Time measurement is critical in biology. Each day the Earth's rotation causes oscillations in light and temperature with a period of approximately 24 hours. Selective pressure has led to the repeated evolution of an entrainable, endogenous timekeeper that permits for the anticipation and measurement of these daily cycles. The circadian clock allows for the resonance of internal and environmental oscillations, providing an adaptive advantage through the coordination of physiology and development with daily and seasonal change. While humans monitor their watches to know when to eat, meet, and sleep, plants use their internal clock to anticipate sunrise to prepare to harvest photons, measure day-length for tracking seasonal change and to meter out resources to ensure that energy reserves last throughout the night.
The Nusinow lab uses a combination of molecular, biochemical, genetic, genomic, and proteomic tools to uncover the molecular connections between signaling networks, the circadian oscillator, and specific outputs (e.g. growth, photosynthesis, flowering, starch accumulation, and defense).

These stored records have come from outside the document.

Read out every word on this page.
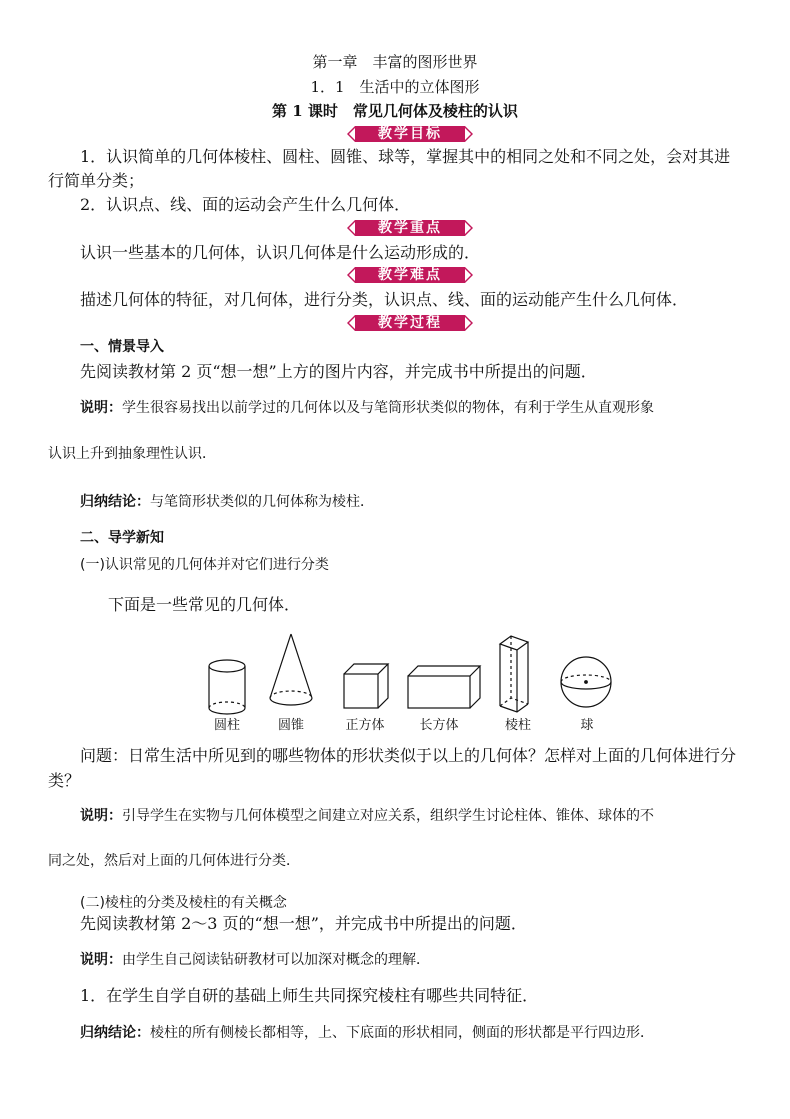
第一章　丰富的图形世界
1．1　生活中的立体图形
第 1 课时　常见几何体及棱柱的认识
教学目标
1．认识简单的几何体棱柱、圆柱、圆锥、球等，掌握其中的相同之处和不同之处，会对其进
行简单分类；
2．认识点、线、面的运动会产生什么几何体．
教学重点
认识一些基本的几何体，认识几何体是什么运动形成的．
教学难点
描述几何体的特征，对几何体，进行分类，认识点、线、面的运动能产生什么几何体．
教学过程
一、情景导入
先阅读教材第 2 页“想一想”上方的图片内容，并完成书中所提出的问题．
说明：学生很容易找出以前学过的几何体以及与笔筒形状类似的物体，有利于学生从直观形象
认识上升到抽象理性认识．
归纳结论：与笔筒形状类似的几何体称为棱柱．
二、导学新知
(一)认识常见的几何体并对它们进行分类
下面是一些常见的几何体．
圆柱	圆锥	正方体	长方体	棱柱	球
问题：日常生活中所见到的哪些物体的形状类似于以上的几何体？怎样对上面的几何体进行分
类？
说明：引导学生在实物与几何体模型之间建立对应关系，组织学生讨论柱体、锥体、球体的不
同之处，然后对上面的几何体进行分类．
(二)棱柱的分类及棱柱的有关概念
先阅读教材第 2～3 页的“想一想”，并完成书中所提出的问题．
说明：由学生自己阅读钻研教材可以加深对概念的理解．
1．在学生自学自研的基础上师生共同探究棱柱有哪些共同特征．
归纳结论：棱柱的所有侧棱长都相等，上、下底面的形状相同，侧面的形状都是平行四边形．
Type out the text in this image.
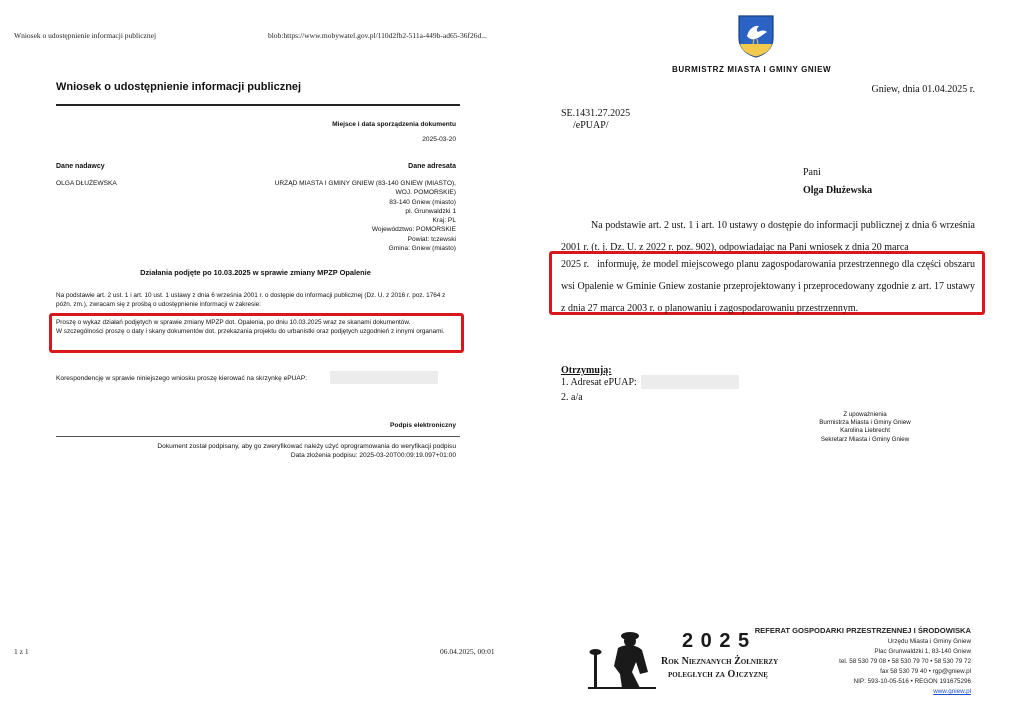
Wniosek o udostępnienie informacji publicznej	blob:https://www.mobywatel.gov.pl/110d2fb2-511a-449b-ad65-36f26d...
Wniosek o udostępnienie informacji publicznej
Miejsce i data sporządzenia dokumentu
2025-03-20
Dane nadawcy	Dane adresata
OLGA DŁUŻEWSKA	URZĄD MIASTA I GMINY GNIEW (83-140 GNIEW (MIASTO),
WOJ. POMORSKIE)
83-140 Gniew (miasto)
pl. Grunwaldzki 1
Kraj: PL
Województwo: POMORSKIE
Powiat: tczewski
Gmina: Gniew (miasto)
Działania podjęte po 10.03.2025 w sprawie zmiany MPZP Opalenie
Na podstawie art. 2 ust. 1 i art. 10 ust. 1 ustawy z dnia 6 września 2001 r. o dostępie do informacji publicznej (Dz. U. z 2016 r. poz. 1764 z późn. zm.), zwracam się z prośbą o udostępnienie informacji w zakresie:
Proszę o wykaz działań podjętych w sprawie zmiany MPZP dot. Opalenia, po dniu 10.03.2025 wraz ze skanami dokumentów.
W szczególności proszę o daty i skany dokumentów dot. przekazania projektu do urbanistki oraz podjętych uzgodnień z innymi organami.
Korespondencję w sprawie niniejszego wniosku proszę kierować na skrzynkę ePUAP:
Podpis elektroniczny
Dokument został podpisany, aby go zweryfikować należy użyć oprogramowania do weryfikacji podpisu
Data złożenia podpisu: 2025-03-20T00:09:19.097+01:00
1 z 1	06.04.2025, 00:01
BURMISTRZ MIASTA I GMINY GNIEW
Gniew, dnia 01.04.2025 r.
SE.1431.27.2025
/ePUAP/
Pani
Olga Dłużewska
Na podstawie art. 2 ust. 1 i art. 10 ustawy o dostępie do informacji publicznej z dnia 6 września 2001 r. (t. j. Dz. U. z 2022 r. poz. 902), odpowiadając na Pani wniosek z dnia 20 marca
2025 r.   informuję, że model miejscowego planu zagospodarowania przestrzennego dla części obszaru wsi Opalenie w Gminie Gniew zostanie przeprojektowany i przeprocedowany zgodnie z art. 17 ustawy z dnia 27 marca 2003 r. o planowaniu i zagospodarowaniu przestrzennym.
Otrzymują:
1. Adresat ePUAP:
2. a/a
Z upoważnienia
Burmistrza Miasta i Gminy Gniew
Karolina Liebrecht
Sekretarz Miasta i Gminy Gniew
2 0 2 5
Rok Nieznanych Żołnierzy
poległych za Ojczyznę
REFERAT GOSPODARKI PRZESTRZENNEJ I ŚRODOWISKA
Urzędu Miasta i Gminy Gniew
Plac Grunwaldzki 1, 83-140 Gniew
tel. 58 530 79 08 • 58 530 79 70 • 58 530 79 72
fax 58 530 79 40 • rgp@gniew.pl
NIP: 593-10-05-516 • REGON 191675296
www.gniew.pl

Through combining these methods with a comparative proteomics approach, the lab aims to leverage the knowledge gained from the model plant Arabidopsis to other plant species.
Thursday, February 27, 2014 : Ask A Plant Scientist
Dmitri Nusinow, Ph.D. joined the Danforth Center in 2012 as an Assistant Member and Principal Investigator. His research is focused on understanding how the circadian clock is integrated with environmental signals to control growth, physiology and development. This knowledge can be used to improve the productivity of crops.